Der von Präsident Abdelaziz Bouteflika versprochene „Algerische Frühling“ bringt wenig Neues. Die Wahlen vom vergangenen Donnerstag für ein neues Parlament, das die Verfassung überarbeiten soll, wurden von der Nationalen Befreiungsfront (FLN) gewonnen. Die ehemalige Einheitspartei, aus deren Reihen auch der Staatschef stammt, regiert damit weiterhin ununterbrochen seit der Unabhängigkeit vor 50 Jahren. Die FLN erzielte 220 der insgesamt 462 Parlamentssitze. Das ist ein deutlich besserers Ergebniss als bei den letzten Wahlen 2007. Damals gewann die FLN zwar auch, aber hatte nur knapp mehr als ein Drittel der Sitze des alten Parlaments, das aus 389 Abgeordneten bestand.
Auf Platz 2 gelangte die ebenfalls an der Regierung beteiligten FLN-Abspaltung Nationaldemokratische Versammlung (RND) des bisherigen Premierministers Ahmed Ouyahia. Sie wird mit 68 Vertretern ins Parlament einziehen, und hat damit leicht an Gewicht verloren.
Enttäuschend war der Urnengang für die islamistische „Allianz für ein Grünes Algerien“. Das Drei-Parteien-Bündnis um die MSP-Hamas, die bis März ebenfalls in der Regierung sass, hoffte – ähnlich wie die Islamisten in Tunesien, Marokko und Ägypten – die Wahlen gewinnen zu können. Stattdessen gelangte die Allianz nur auf Platz drei mit 48 Abgeordneten. MSP-Hamms und ihre beiden kleineren Partner, Ennahda und Islah hatten im alte, wesentlich kleineren Parlament 60 Sitze inne.
Die trozkistische Arbeiterpartei (PT), einzige Partei in Nordafrika, die mit Louisa Hanoune von einer Frau angeführt wird, verlor ebenfalls an Einfluss.
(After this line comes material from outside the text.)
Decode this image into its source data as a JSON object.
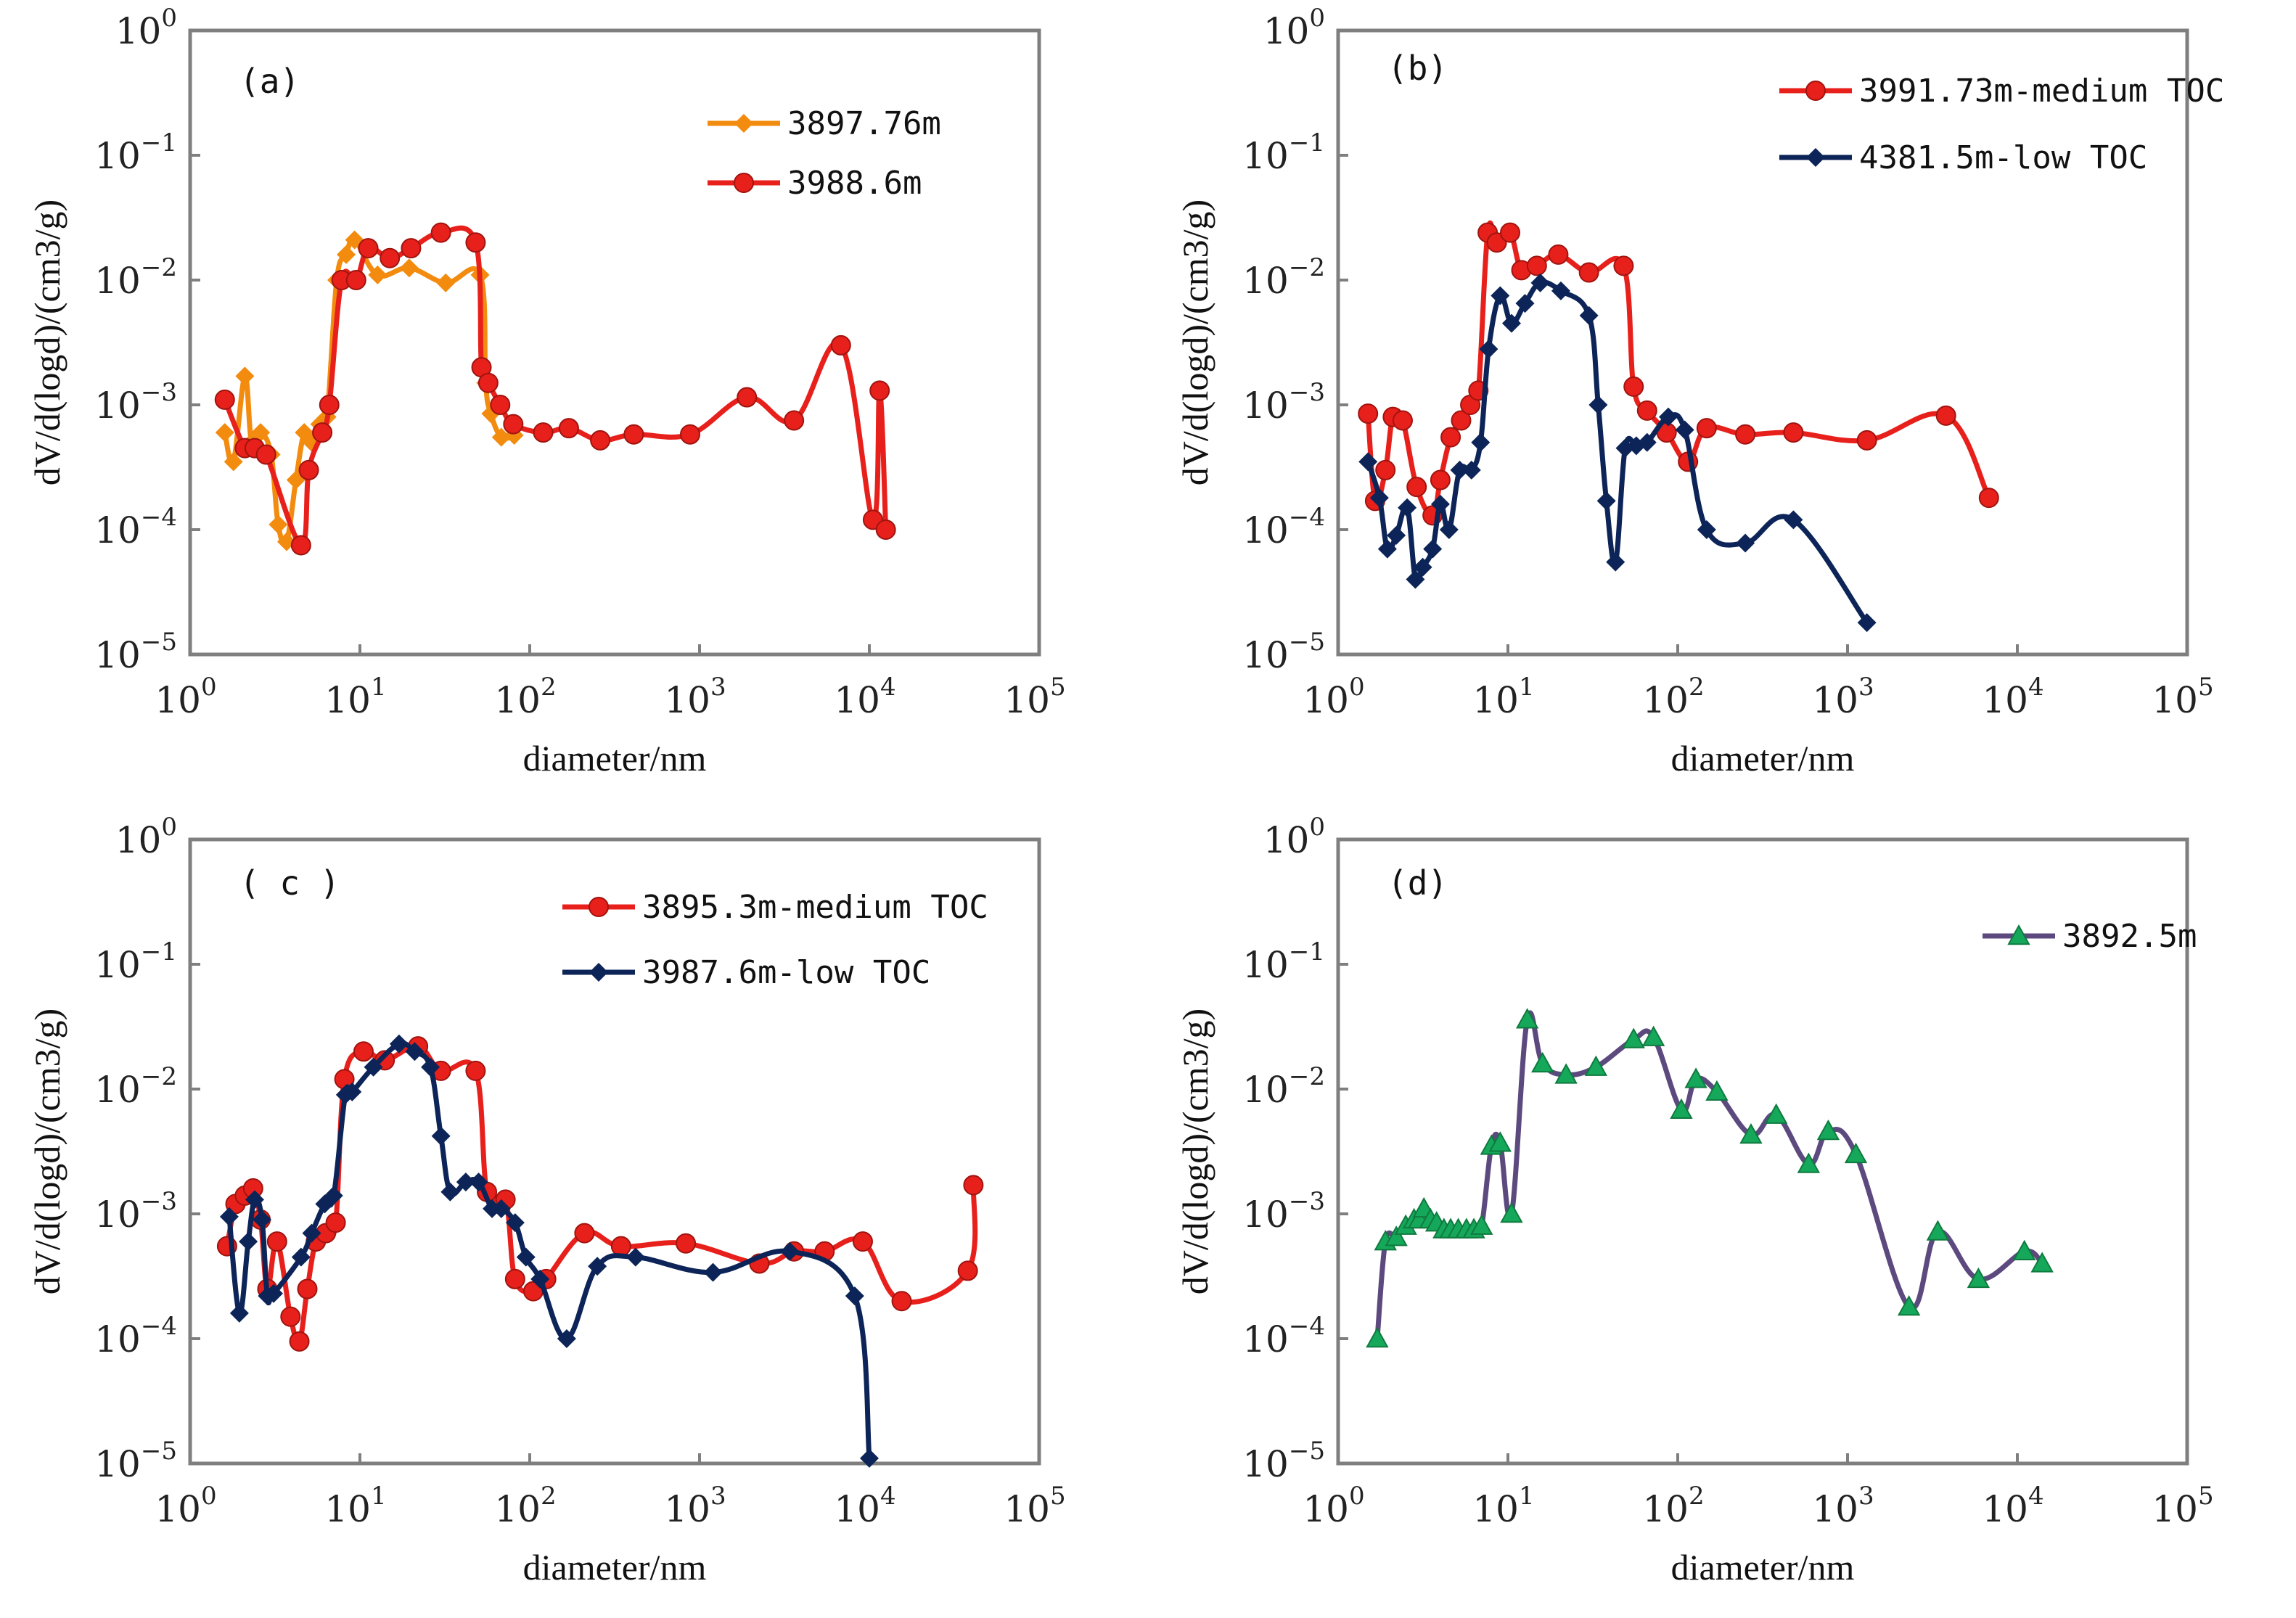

Sie zieht mit 20 Abgeordneten in die Volksvertretung ein. Bisher hatte sie 26. Die sozialdemokratische Front der Sozialistischen Kräfte (FFS) kehrt mit 21 Abgeordneten ins Parlament zurück. Vor fünf Jahren hatte die Partei des Befreiungskriegsveteranen Hocine Ait Ahmed zum Boykott gerufen. Dieses Mal nahm sie als einzige der wenigen echten Oppositionsparteien am Urnengang teil.
Die restlichen Sitze gehen an kleine Parteien und Liste, die nur über regionalen und lokalen Einfluss verfügen. Insgesamt hatten sich 44 Parteien den 21,6 Millionen Wahlberechtigten gestellt.
Das Ergebnis war noch nicht offiziell, als es zu ersten Beschwerden wegen Wahlbetrugs kam. Laut der Versammlung für Kultur und Demokratie (RCD), die im Frühjahr 2011 zu zaghaften Demonstrationen für mehr Demokratie mobilisierte, ist die Wahlbeteiligung gefälscht. Sie lag nach offiziellen Angaben bei 42,9 Prozent und damit deutlich über der vor 5 Jahren, als gerade einmal 35,5 Prozent zur Wahl gingen. Die Wahlmüdigkeit war dieses Mal während des Wahlkampfs für viele Beobachter noch deutlicher zu spüren als damals.
Die RCD will von den kommunalen Wahlbehörden Informationen bekommen haben, nach denen die tatsächliche Beteiligung bei nur 18 Prozent gelegen haben soll. Die Urnen seien systematisch bereits vor der Abstimmung mit Stimmzetteln gefüllt worden, ganze Buse mit falschen Wählern seien unterwegs gewesen und nach der Schließung der Wahllokale seien zusätzliche Stimmen in die Urnen gelegt worden, beschwert sich die Oppositionspartei, die selbst zum Boykott rief. Tatsächlich berichtete die nationale und internationale Presse am Wahltag von meist leeren Wahllokalen. Besonders auffällig war, dass so gut wie keine jungen Menschen ihre Stimmen abgaben. Die unter 35-Jährigen machen in Algerien zwei Drittel der Bevölkerung aus.
Die Islamisten von der Allianz für ein grünes Algerien schreiben ihr schlechtes Abschneiden ebenfalls einem „massiven Wahlbetrug“ zu. Das bringe das Land in Gefahr, erklärte ein Parteisprecher. „Die Grüne Allianz ist nicht verantwortlich, für das was geschehen könnte“, schimpfte er.